16 timely quotes from Why We’re Not Emergent

why-not-emergent

At the beginning of the year, I started what I called the re-reading project, an attempt to diversify my reading a bit in 2014 by re-reading one previously enjoyed book each month.

A few weeks back, I decided to take a trip back in time to 2008, to the days when men’s capris were (strangely) in fashion, and Rob Bell was still considered a Christian by the average evangelical. The purpose of this trip? To re-read Why We’re Not Emergent by then unknown authors Kevin DeYoung and Ted Kluck.

Why re-read a book tied to a movement most consider dead and buried? Even though the movement itself might be dead, the emergent mystique is alive and well, even if everyone eschews the term “emergent” (it is so early 2000s, after all…). The biggest difference is that the lines are clearer: today’s “progressives” are yesterday’s “emergents,” but more willing to be forthright about most of their beliefs. (And many of yesterday’s emergents have felt the freedom to start doing the same.)

But the same intellectual snobbery and cynical questioning remain—even as those who portray themselves as outside the cultural mainstream find themselves marching lockstep right along with the world. To these attitudes, Why We’re Not Emergent still has so much to say to us. Here are sixteen timely quotes that still offer necessary challenge to the thinking of progressives and conservatives alike:

  1. “It’s some combination of pious confusion and intellectual laziness to claim that living in mystery is at the heart of Christianity.” (37-38)
  2. “Arguing for the inherent uncertainty of knowledge causes problems when you write books trying to convince people to believe or behave in certain ways. That is to say, radical uncertainty sounds nice as a sort of protest against the perceived dogmatism of evangelical Christianity, but it gets in the way when you want to prove a point.” (41)
  3. “For every fundamentalist who loves the Bible more than Christ, I’m willing to be there are several emergent Christians who honor the Bible less than Christ did.” (81)
  4. “Doctrine was to die for because it was the heartbeat of Paul’s saving message about saving historical facts.” (113)
  5. “The problem lies not in emerging Christian seeking the truth, but in their refusal to find and call out falsehood.” (119)
  6. “God is greater than we can conceive—but what about the 1,189 chapters in the Bible?
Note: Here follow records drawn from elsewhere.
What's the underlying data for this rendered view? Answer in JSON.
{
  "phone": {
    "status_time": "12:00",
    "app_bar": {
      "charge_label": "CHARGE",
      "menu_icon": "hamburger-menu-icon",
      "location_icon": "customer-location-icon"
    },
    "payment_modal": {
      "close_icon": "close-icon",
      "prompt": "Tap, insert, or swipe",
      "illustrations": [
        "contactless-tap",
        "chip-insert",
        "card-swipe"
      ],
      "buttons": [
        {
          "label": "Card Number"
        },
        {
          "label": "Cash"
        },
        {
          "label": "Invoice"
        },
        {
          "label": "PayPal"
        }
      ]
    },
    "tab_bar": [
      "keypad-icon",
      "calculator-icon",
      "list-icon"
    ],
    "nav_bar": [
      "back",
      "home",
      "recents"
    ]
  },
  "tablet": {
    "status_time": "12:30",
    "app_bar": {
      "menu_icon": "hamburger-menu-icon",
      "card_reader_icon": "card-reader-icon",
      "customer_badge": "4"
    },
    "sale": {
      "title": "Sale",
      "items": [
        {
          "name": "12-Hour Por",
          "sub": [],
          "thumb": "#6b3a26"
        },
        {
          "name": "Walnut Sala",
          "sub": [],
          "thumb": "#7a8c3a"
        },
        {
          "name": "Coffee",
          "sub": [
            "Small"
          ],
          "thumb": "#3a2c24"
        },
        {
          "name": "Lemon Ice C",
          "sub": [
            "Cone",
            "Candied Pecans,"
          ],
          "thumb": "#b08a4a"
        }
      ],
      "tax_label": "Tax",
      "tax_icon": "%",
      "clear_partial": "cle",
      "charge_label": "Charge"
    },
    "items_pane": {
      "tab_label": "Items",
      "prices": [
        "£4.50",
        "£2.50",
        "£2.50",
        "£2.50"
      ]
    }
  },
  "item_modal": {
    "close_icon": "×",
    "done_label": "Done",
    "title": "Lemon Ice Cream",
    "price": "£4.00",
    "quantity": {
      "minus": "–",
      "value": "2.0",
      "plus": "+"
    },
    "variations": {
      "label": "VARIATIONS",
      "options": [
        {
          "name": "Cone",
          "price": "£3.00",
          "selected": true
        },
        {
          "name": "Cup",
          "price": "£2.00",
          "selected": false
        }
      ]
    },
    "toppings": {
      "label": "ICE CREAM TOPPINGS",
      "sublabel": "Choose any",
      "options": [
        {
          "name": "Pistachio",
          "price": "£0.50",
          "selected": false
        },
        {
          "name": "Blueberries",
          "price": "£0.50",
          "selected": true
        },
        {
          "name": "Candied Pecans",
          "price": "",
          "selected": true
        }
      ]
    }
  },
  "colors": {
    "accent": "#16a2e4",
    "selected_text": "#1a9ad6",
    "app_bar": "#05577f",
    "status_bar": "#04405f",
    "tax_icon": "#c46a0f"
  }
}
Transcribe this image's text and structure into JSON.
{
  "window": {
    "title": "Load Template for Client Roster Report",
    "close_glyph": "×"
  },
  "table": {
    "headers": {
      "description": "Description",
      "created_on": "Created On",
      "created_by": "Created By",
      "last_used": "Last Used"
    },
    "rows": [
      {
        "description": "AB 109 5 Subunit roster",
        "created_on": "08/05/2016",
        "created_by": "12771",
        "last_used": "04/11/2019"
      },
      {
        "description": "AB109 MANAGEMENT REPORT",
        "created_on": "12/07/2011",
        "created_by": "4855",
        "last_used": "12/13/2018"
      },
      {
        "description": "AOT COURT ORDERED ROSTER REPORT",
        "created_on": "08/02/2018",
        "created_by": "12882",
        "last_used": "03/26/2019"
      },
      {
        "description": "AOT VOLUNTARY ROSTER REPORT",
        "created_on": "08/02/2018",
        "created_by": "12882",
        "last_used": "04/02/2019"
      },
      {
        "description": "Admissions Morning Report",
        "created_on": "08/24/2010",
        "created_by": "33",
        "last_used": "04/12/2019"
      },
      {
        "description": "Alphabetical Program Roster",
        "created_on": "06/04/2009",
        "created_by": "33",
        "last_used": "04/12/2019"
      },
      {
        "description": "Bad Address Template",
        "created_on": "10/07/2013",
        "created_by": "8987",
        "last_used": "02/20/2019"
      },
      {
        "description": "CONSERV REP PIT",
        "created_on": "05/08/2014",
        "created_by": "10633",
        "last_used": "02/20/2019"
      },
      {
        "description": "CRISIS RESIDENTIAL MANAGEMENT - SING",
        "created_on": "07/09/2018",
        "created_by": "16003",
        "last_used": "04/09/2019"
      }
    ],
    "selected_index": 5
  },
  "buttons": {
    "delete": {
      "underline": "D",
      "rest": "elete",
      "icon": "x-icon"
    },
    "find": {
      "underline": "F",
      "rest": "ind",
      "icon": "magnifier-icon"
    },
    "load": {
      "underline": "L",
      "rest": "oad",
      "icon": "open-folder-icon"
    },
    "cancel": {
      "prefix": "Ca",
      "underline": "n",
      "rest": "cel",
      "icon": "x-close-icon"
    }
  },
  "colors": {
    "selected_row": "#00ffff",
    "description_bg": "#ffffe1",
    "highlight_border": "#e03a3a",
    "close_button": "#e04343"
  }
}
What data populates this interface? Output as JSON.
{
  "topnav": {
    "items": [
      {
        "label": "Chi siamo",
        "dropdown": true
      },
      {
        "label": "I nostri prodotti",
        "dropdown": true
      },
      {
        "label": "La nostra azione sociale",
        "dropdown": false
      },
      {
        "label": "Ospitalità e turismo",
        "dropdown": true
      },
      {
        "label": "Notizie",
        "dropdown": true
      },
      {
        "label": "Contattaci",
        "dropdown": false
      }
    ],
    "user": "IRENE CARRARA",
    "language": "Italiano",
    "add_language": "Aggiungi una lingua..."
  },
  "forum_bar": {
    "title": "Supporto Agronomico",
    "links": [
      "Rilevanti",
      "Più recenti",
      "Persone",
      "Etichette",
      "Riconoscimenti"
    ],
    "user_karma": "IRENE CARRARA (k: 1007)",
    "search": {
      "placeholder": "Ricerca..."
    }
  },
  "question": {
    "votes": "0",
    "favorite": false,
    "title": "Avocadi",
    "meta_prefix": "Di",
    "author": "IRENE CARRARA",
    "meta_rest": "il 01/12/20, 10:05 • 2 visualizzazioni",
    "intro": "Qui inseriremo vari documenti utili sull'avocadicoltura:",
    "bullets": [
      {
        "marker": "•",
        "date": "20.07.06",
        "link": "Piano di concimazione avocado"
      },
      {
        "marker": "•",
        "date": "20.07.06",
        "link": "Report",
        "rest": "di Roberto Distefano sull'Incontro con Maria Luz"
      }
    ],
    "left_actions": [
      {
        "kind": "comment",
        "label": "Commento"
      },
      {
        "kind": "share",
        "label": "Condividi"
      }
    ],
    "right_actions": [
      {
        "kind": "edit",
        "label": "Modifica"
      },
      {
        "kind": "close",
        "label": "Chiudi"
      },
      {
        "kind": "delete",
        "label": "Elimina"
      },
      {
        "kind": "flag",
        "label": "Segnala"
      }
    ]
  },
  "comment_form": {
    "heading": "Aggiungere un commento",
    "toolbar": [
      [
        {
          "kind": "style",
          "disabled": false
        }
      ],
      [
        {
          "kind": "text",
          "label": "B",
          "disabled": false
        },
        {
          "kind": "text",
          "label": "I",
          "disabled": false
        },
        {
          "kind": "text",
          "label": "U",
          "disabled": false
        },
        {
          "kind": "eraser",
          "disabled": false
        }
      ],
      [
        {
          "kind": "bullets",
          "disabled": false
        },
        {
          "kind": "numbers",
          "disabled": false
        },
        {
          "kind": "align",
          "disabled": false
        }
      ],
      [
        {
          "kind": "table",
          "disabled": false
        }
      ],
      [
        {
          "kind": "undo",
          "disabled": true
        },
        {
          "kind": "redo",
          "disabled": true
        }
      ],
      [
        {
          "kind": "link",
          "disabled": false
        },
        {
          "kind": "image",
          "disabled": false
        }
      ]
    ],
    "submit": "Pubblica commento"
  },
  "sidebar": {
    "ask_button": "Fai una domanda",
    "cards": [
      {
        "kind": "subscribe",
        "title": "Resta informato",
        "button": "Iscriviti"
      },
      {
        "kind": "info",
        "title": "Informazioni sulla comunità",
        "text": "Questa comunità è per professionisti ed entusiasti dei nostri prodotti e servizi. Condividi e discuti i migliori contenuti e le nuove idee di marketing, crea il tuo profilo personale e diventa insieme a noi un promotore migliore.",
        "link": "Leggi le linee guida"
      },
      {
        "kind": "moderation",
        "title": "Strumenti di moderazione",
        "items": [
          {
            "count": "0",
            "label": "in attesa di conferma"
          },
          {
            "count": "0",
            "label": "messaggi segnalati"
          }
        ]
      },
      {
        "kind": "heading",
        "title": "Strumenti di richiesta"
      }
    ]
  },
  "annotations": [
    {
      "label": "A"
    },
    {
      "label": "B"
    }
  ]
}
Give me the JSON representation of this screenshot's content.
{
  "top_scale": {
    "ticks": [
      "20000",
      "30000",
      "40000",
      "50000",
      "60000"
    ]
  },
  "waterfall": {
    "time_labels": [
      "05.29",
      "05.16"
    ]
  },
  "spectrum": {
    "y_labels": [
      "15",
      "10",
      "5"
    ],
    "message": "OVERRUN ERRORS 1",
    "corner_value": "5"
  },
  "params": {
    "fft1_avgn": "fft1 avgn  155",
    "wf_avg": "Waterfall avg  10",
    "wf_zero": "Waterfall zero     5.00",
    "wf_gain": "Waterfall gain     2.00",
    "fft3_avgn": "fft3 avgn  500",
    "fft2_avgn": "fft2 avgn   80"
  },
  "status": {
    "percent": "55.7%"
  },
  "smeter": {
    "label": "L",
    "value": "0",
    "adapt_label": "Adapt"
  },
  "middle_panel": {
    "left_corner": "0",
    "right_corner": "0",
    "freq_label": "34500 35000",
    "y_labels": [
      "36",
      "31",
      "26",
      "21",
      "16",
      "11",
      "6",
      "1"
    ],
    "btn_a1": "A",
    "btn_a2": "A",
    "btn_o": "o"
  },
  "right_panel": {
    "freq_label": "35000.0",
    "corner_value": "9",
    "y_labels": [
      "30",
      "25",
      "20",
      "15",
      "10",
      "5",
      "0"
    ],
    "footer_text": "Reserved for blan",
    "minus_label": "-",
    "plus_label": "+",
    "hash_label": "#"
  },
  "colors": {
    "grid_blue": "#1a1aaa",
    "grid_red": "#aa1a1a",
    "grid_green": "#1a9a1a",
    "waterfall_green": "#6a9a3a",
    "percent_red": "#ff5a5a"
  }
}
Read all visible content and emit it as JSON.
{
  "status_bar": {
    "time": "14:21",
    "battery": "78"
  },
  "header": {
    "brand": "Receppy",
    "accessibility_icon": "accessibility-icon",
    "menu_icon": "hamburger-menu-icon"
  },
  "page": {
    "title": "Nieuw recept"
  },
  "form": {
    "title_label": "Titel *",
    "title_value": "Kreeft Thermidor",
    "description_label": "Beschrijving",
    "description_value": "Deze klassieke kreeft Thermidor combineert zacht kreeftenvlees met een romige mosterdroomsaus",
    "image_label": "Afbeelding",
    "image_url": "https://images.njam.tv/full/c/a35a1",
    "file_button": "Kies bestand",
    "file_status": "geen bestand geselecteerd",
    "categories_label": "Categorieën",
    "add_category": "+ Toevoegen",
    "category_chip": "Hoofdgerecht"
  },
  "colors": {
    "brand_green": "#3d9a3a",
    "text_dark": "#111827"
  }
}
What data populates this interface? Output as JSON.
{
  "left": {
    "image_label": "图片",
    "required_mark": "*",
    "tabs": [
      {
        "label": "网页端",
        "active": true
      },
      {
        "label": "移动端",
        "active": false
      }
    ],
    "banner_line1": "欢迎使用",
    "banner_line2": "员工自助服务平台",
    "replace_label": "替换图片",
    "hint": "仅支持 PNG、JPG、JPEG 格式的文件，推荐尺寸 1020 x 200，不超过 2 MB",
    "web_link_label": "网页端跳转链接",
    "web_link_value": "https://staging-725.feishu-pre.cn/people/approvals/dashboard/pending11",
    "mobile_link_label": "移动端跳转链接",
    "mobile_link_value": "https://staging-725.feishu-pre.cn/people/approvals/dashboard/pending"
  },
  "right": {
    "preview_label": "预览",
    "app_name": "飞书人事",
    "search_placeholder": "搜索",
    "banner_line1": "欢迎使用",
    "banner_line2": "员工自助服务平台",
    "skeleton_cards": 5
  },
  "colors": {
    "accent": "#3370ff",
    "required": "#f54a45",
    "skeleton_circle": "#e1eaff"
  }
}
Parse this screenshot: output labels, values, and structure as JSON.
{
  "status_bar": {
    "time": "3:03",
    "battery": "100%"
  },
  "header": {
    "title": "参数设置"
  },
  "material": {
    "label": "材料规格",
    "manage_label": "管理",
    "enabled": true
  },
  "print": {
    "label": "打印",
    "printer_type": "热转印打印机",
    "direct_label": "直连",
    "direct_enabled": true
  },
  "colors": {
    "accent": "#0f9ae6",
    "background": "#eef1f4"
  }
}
Don’t they tell us lots of things about God that we are supposed to do more with than doubt and not understand?” (123-124)
  7. “I would rather take a beating than argue (dialogue) on message boards all day, where people are brave and full of convictions without actually being brave and full of convictions.” (138)
  8. “Is the best corrective to domineering CEO pastors really bewildered Dorothy leaders? How about shepherd or teacher or overseer or herald?” (160)
  9. “At times I feel as if the emergent church is like that friend who goes off to college as an eighteen-year-old, and for the first year or so when he comes home feels like he has to quote Nietzsche just to impress you with his newfound intellect.” (172)
  10. “If my mother-in-law’s suburban crowd…is on board, then it [the emergent movement] is as mainstream as mainstream can be.” (177)
  11. “Too often emergent leaders force us to choose between salvation by following Jesus’ example or salvation that doesn’t care about good works. But this is another false dilemma.” (203)
  12. “Call me old-fashioned, but it doesn’t fill me with hope or warm feelings to hear my pastor…suggest that he may be, and probably is, wrong about all of this.… I want to believe, and do believe, that people can known things and still be humble.” (228)
  13. “…I’m really glad that we have a pastor who, instead of being ‘with it,’ is committed to being with God.” (235)
  14. “Doctrinally minded evangelical Christians like me would get more out of emergent critiques if they recognized that there are just as many undiscerning, overtolerant Pergamums and Thyatiras in North America and the United Kingdom as there are loveless Ephesuses.” (241)
  15. “We may think right, live right, and do right, but if we do it off in a corner, shining our lights at one another to probe our brother’s sins instead of pointing our lights out into the world, we will, as a church, grow dim, and eventually our light will be extinguished.” (244)
  16. “A therapist-Christ does not evoke an ardency of soul that wishes to be annihilated, emptied of self and filled with Christ and made pure with a divine and heavenly purity. We need a Christ from above.” (250)

The movement might be dead, but the mood isn’t. And although some of the examples might be a bit dated, Why We’re Not Emergent  is still a helpful corrective.